NORDIC RITE: Dievas Mannu/Full Moon incorporated shamanistic chants, mumbling voices, wolfish barks, and bearish growls.

Diane Arvanites-Noya and Tommy Neblett’s new duet, premiered at Boston Conservatory during Prometheus Dance’s Memorial Day weekend performances, seemed to be a philosophical model for the other new works on the program. Eyes Inside, set to the third movement of the Beethoven String Quartet No. 16, was a chain of renewed interdependencies.

The slight, fragile Noya and the heavyset Neblett looked ill-matched, but it was only their body types that contrasted. As they took turns sliding, holding, cradling, and resting against one another, they seemed to be parts of a single organism whose elastic properties allowed them to separate and restore their unity, over and over again.

One dancer would remain still while the other moved, as if they were holding an amiable conversation. Sometimes they’d exchange roles in the repeat of a phrase. Noya often anchored an invisible circle as Neblett flared around her and linked back into her turning phrase. Other times she would disappear behind his back and emerge, legs akimbo, the rest of her wrapped around his shoulder. One of them would be pulling the other along the floor, and suddenly they’d both pivot into an embrace. The movements they devised to create this image of complementarity were continuous, beautiful, and surprising.
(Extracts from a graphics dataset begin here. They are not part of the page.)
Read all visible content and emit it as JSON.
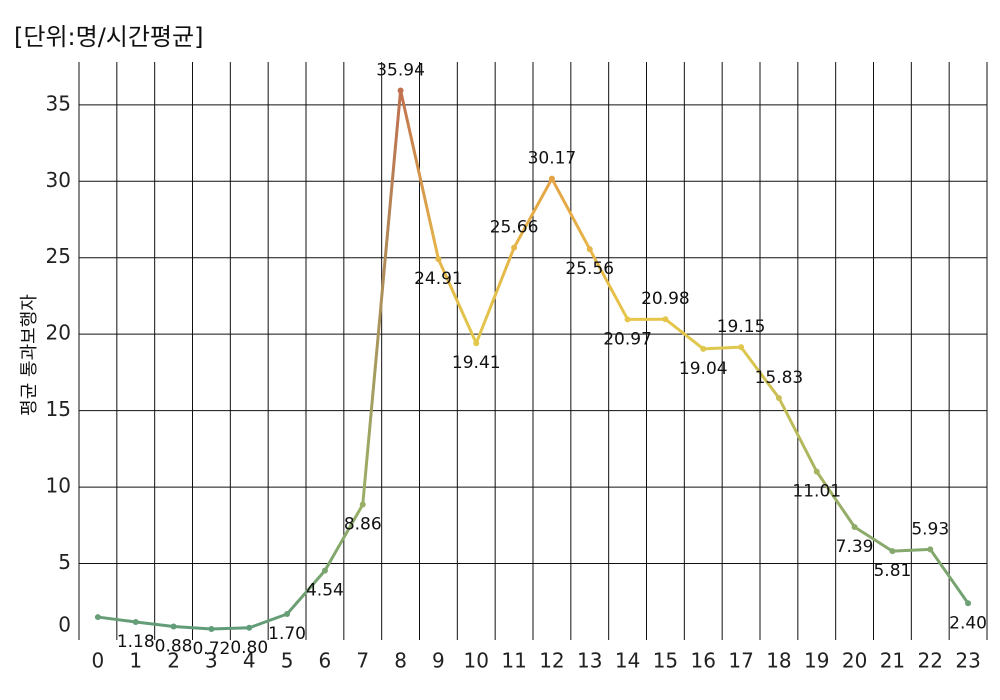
{
  "chart_data": {
    "type": "line",
    "title": "[단위:명/시간평균]",
    "y_label": "평균 통과보행자",
    "categories": [
      "0",
      "1",
      "2",
      "3",
      "4",
      "5",
      "6",
      "7",
      "8",
      "9",
      "10",
      "11",
      "12",
      "13",
      "14",
      "15",
      "16",
      "17",
      "18",
      "19",
      "20",
      "21",
      "22",
      "23"
    ],
    "values": [
      1.5,
      1.18,
      0.88,
      0.72,
      0.8,
      1.7,
      4.54,
      8.86,
      35.94,
      24.91,
      19.41,
      25.66,
      30.17,
      25.56,
      20.97,
      20.98,
      19.04,
      19.15,
      15.83,
      11.01,
      7.39,
      5.81,
      5.93,
      2.4
    ],
    "value_labels": [
      null,
      "1.18",
      "0.88",
      "0.72",
      "0.80",
      "1.70",
      "4.54",
      "8.86",
      "35.94",
      "24.91",
      "19.41",
      "25.66",
      "30.17",
      "25.56",
      "20.97",
      "20.98",
      "19.04",
      "19.15",
      "15.83",
      "11.01",
      "7.39",
      "5.81",
      "5.93",
      "2.40"
    ],
    "color_scale": [
      {
        "value": 0,
        "color": "#5c9a7a"
      },
      {
        "value": 20,
        "color": "#e6c94c"
      },
      {
        "value": 30,
        "color": "#e6a545"
      },
      {
        "value": 36,
        "color": "#c0704f"
      }
    ],
    "ylim": [
      0,
      37.8
    ],
    "yticks": [
      0,
      5,
      10,
      15,
      20,
      25,
      30,
      35
    ],
    "grid": true
  }
}
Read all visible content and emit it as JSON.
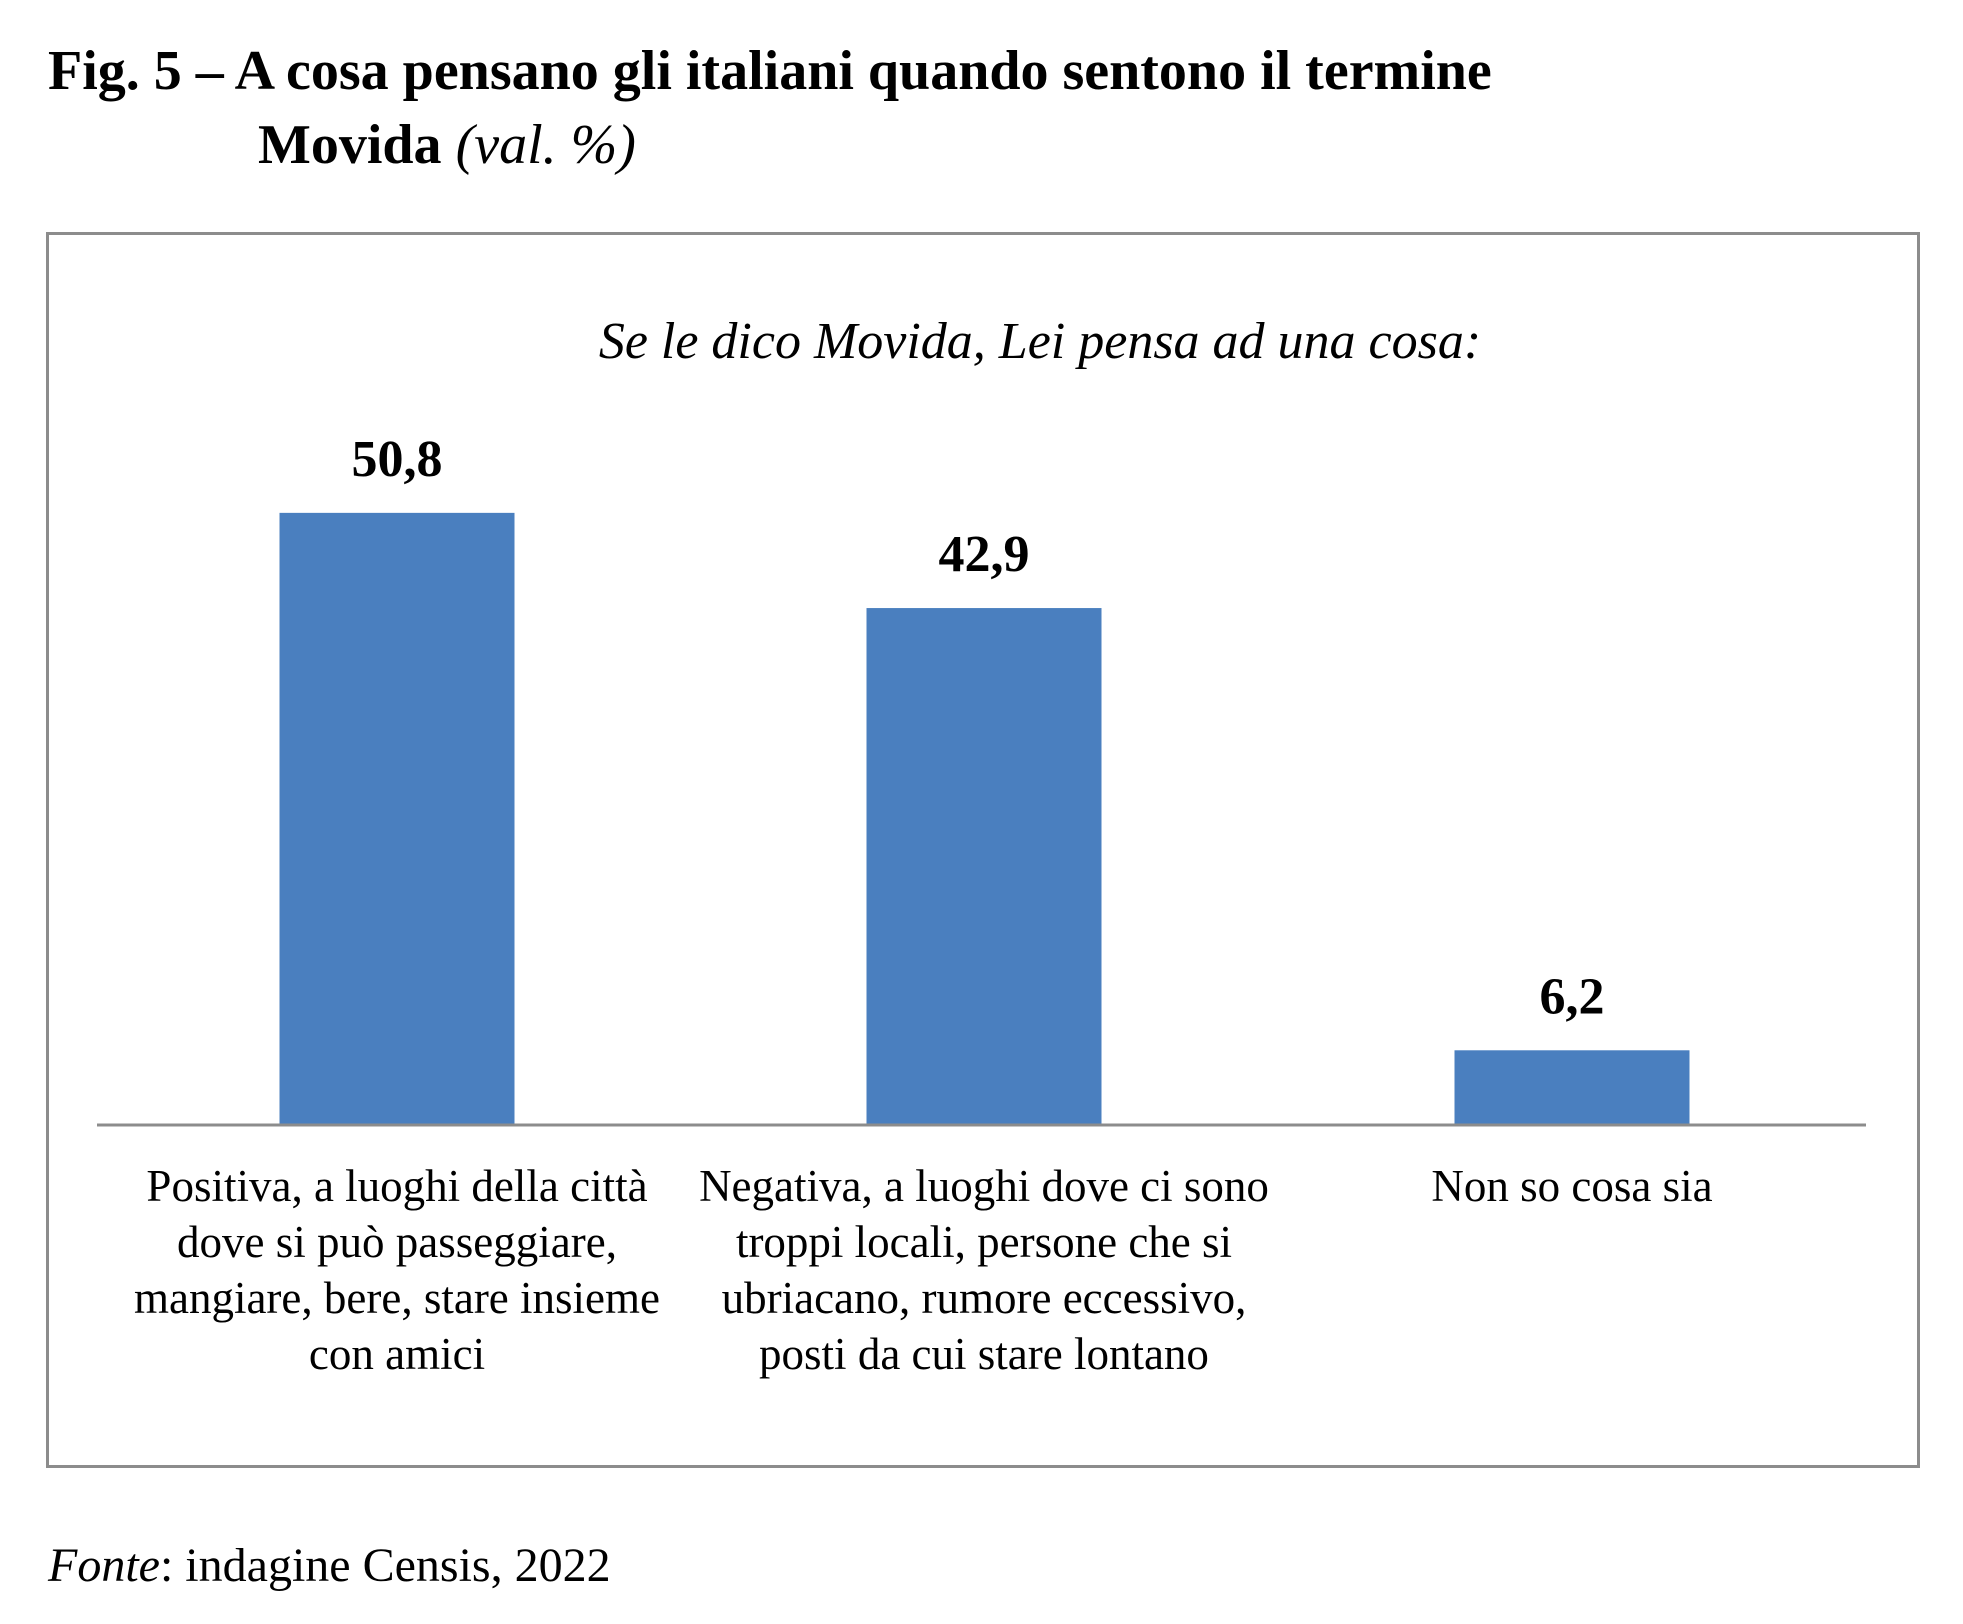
{
  "figure": {
    "title_line1": "Fig. 5 – A cosa pensano gli italiani quando sentono il termine",
    "title_line2": "Movida",
    "title_unit": "(val. %)"
  },
  "chart_data": {
    "type": "bar",
    "subtitle": "Se le dico Movida, Lei pensa ad una cosa:",
    "categories": [
      "Positiva, a luoghi della città dove si può passeggiare, mangiare, bere, stare insieme con amici",
      "Negativa, a luoghi dove ci sono troppi locali, persone che si ubriacano, rumore eccessivo, posti da cui stare lontano",
      "Non so cosa sia"
    ],
    "values": [
      50.8,
      42.9,
      6.2
    ],
    "value_labels": [
      "50,8",
      "42,9",
      "6,2"
    ],
    "ylim": [
      0,
      100
    ],
    "grid": false,
    "bar_color": "#4a7fbf",
    "axis_color": "#8c8c8c"
  },
  "source": {
    "label": "Fonte",
    "text": ": indagine Censis, 2022"
  }
}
This dance was short and succinct. The other new works on the program were more extended, less economical in their use of the movement vocabulary, and sometimes overwhelmed by their theatrical additives.

Troika, for two sets of women, explored the idea of support, togetherness, and limited freedom. Three young dancers (Martha Stone, Ashley Williams, and Megan Schenk on Thursday night) and three members of the Elders Ensemble (Eleanor Duckworth, Joan Green, and Karen Klein) began the piece locked in a line, with one woman draped over the arms of the other two.

The first group made small, individual excursions into space and returned to their waiting teammates, first at a light, fast pace. After a slower, more languorous section, they were flinging themselves at each other, almost out of control but always safely caught.

The older women’s version of this was terse and sedate. You could see that they were strong and speedy, but sometimes they seemed to be doing rehearsed or simulated teamwork, rather than tapping into the spontaneous timing and adaptability that held the other group together.

This dance was accompanied by recorded pieces by the Czech artist Iva Bittova, who plays tabla and violin and vocalizes with rhythmic syllables, preverbal cries, and evocative tunes. The score created an emotional counterpoint to the dancers’ neutrality. I thought the Elders’ long black dresses made them look like reclusive widows going to church, which distracted me from what I took to be the main movement idea, their engaged and energetic longevity.

Another riveting score, by the Finnish composer Wimme Saari, accompanied Dievas Mannu/Full Moon, for seven women in folkloric tunics and pants with ankle bells. The music incorporated shamanistic chants, mumbling voices, wolfish barks, and bearish growls. Snow fell into a circle of light in one corner. A shadowy moon appeared and faded. All of this suggested some kind of ritual in an unforgiving land — a Nordic Rite of Spring perhaps.